Andrea Camilleri
La Paciencia de la araña

1

Se despertó de golpe bañado en sudor y respirando afanosamente. Durante unos segundos no supo dónde estaba, hasta que la respiración ligera y regular de Livia, que dormía a su lado, lo devolvió al mundo conocido y tranquilizador. Se encontraba en su habitación de Marinella. Lo había arrancado del sueño un pinchazo gélido como el filo de una navaja en la herida del hombro izquierdo. No tuvo necesidad de consultar el reloj de la mesilla de noche para saber que eran las tres y media de la madrugada, más concretamente las tres horas, veintisiete minutos y cuarenta segundos. Le sucedía lo mismo desde hacía veinte días, los transcurridos desde aquella mala noche en que Jamil Zarzis, traficante de niños extracomunitarios, lo había herido de un disparo y él había reaccionado matándolo; veinte días, pero el tiempo parecía haberse detenido en aquel preciso momento. «Clac», había hecho un engranaje de la parte de su cabeza donde se medía el paso de las horas y los días, «clac», y desde entonces, si dormía se despertaba, y si por el contrario estaba despierto, percibía una especie de misteriosa e inapreciable parálisis de las cosas que lo rodeaban. Sabía que en el transcurso de aquel fulminante duelo ni siquiera le había pasado por la imaginación la idea de mirar qué hora era, y, sin embargo, eso lo recordaba muy bien, en el instante en que la bala disparada por Jamil Zarzis le penetraba en el cuerpo, una impersonal voz interior, una voz de mujer un tanto metálica, como las que se oyen en las estaciones y los supermercados, había dicho: «Son las tres horas, veintisiete minutos y cuarenta segundos.»

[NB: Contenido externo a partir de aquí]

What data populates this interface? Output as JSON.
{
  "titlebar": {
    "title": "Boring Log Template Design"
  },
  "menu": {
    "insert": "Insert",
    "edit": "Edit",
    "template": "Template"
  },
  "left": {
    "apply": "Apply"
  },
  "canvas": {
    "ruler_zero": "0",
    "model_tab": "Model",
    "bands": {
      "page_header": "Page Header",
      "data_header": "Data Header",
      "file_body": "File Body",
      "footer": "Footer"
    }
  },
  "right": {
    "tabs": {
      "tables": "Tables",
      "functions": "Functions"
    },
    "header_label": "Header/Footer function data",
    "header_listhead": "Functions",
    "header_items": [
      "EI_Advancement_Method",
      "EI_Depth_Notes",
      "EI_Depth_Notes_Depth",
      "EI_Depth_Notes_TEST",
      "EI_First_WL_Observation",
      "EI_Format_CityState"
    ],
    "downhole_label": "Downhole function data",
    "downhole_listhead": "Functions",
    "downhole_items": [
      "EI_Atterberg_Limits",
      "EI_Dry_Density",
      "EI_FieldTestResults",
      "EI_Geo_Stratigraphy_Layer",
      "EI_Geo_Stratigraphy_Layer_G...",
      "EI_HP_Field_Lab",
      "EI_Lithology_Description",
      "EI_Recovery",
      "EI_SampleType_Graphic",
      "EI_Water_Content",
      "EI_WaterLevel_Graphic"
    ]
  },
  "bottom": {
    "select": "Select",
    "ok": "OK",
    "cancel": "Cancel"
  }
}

– ¿Estaba usted con el comisario Montalbano?

– Sí, doctor.

– ¿Se llama usted…?

– Fazio, doctor.

– ¿Cuándo lo han herido?

– Pues mire, el enfrentamiento ha tenido lugar sobre las tres y media. Por consiguiente, hace algo más de media hora. Doctor…

– ¿Es grave?

Montalbano estaba tumbado, inmóvil y con los ojos cerrados, y por eso ellos pensaban que había perdido el conocimiento y podían hablar con entera libertad. Pero ello oía y comprendía todo; estaba sorprendido y lúcido al mismo tiempo, sólo que no le apetecía abrirla boca y responder a las preguntas del médico. Por lo visto, las inyecciones que le habían administrado para calmarle el dolor le habían hecho efecto en todas las partes del cuerpo.

– ¡No diga bobadas! Sólo hay que extraerle la bala que ha quedado alojada en el interior.

– ¡Oh, Virgen santísima!

– ¡No hay por qué alterarse! ¡Es una tontería! Con unos cuantos ejercicios de rehabilitación, recuperará al cien por cien la movilidad del brazo. Disculpe, pero ¿por qué está tan preocupado?

– Verá, doctor, hace unos días el comisario fue solo a realizar una inspección…

También ahora, como entonces, mantiene los ojos cerrados. Pero ya no oye las palabras amortiguadas por el fuerte rumor del oleaje. Debe de hacer viento, pues la persiana se estremece bajo los aleros y emite una especie de quejido. Menos mal que aún está convaleciente y puede quedarse todo el tiempo que quiera bajo las mantas. Ese pensamiento lo alivia y decide abrir los ojos un poco.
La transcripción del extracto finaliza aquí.